The effect is similar to that of viewing an empty room. If the occupant is absent, the room has a completely different feel, than if the occupant was unknown, or if the room never was occupied. An absence which is palpable is what makes landscape painting poignant.
Those who entertain notions of the paranormal assert that ghosts are not people, but an impression left upon reality by a person, like a holographic imprint. The remains of an improvised sleeping place left on the sidewalk made by a homeless person has a similar effect.
The residue casually deposited by the homeless after moving on has an unpleasant effect similar, I take it, to that of ghosts. Sigmund Freud took the phenomenon of the supernatural seriously enough to make of it a special study. He called that shudder of dread, the cause of which we cannot place, das unheimlich.
Even without knowledge of German, a play on the familiar word homeless may be entertained. The German has many, many words and phrases for homelessness, some of which are quite droll-sounding, even to non-native speakers. I translate unheimlich not-home.
A landscape painting is like a theatrical stage from which the players are absent. The audience finds the absence of players from the stage disconcerting for mere moments, and unendurable for any length of time. In art, the addition of presence changes a landscape from scenery to drama.

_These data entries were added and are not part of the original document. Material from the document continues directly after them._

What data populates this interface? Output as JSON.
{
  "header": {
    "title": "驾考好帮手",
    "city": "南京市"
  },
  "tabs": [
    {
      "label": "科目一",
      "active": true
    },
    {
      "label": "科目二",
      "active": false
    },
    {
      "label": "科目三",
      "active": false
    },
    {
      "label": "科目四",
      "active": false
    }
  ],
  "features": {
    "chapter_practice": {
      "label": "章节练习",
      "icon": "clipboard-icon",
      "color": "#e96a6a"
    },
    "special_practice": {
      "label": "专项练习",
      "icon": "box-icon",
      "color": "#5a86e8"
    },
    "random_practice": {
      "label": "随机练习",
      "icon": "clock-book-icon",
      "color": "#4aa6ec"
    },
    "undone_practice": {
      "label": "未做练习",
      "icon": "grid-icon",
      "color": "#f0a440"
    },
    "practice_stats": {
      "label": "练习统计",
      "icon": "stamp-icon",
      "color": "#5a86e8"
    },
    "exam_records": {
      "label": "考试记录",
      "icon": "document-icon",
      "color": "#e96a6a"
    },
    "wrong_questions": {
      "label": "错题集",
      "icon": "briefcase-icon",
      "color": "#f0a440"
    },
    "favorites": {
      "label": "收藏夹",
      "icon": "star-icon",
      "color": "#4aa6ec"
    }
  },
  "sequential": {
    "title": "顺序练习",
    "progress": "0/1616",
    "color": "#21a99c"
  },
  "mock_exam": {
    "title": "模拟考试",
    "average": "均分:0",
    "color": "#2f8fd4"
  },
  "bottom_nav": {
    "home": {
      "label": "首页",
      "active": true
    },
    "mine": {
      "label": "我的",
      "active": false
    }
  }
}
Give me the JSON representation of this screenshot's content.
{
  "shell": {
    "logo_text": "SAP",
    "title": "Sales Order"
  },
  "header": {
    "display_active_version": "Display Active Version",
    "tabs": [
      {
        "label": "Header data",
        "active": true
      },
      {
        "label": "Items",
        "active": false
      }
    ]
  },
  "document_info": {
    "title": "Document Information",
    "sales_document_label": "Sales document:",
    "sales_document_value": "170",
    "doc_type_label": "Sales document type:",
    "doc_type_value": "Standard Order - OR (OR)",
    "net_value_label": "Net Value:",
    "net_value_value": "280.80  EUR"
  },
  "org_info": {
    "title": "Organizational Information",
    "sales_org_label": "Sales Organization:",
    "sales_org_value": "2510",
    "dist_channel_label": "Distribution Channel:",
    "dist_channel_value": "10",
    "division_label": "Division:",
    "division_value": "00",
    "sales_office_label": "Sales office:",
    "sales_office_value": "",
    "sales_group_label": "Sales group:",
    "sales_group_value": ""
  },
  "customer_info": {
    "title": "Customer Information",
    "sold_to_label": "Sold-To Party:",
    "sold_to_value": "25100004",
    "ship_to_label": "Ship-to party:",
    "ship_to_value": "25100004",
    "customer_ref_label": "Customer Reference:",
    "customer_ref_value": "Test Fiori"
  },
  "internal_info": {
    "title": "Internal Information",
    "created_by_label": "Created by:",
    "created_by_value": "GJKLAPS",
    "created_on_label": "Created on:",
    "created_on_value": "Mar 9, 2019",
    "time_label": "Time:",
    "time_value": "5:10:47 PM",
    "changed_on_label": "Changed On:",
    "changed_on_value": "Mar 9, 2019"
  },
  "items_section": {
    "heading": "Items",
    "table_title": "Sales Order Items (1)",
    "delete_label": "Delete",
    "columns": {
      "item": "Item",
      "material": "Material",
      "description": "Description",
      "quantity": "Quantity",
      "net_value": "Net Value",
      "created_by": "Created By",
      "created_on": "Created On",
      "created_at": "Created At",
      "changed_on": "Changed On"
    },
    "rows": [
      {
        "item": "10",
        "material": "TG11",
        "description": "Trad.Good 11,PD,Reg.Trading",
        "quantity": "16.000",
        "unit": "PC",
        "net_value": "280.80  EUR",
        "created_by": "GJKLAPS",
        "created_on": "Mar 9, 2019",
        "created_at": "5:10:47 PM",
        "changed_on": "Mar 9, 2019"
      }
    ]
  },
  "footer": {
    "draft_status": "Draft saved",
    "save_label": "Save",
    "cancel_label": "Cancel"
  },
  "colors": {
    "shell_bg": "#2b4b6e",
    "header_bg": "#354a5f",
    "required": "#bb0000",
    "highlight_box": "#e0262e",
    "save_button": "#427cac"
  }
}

It calls Heidegger to mind. The absence of presence constitutes the phenomenon of spirit, geist in German, a word distinctly cognate with ghost. It is strange, unfamiliar, unsettling. It can be terrifying.
Landscape art emerged from Romanticism. Romanticists' forays into the woods, the twilight, rustle of leaves, unseen menace, shadows that move, voices mistaken for the breeze, straying from the beaten path, getting lost, and consequent panic were to them pure inspiration. It endures as a preference for the macabre.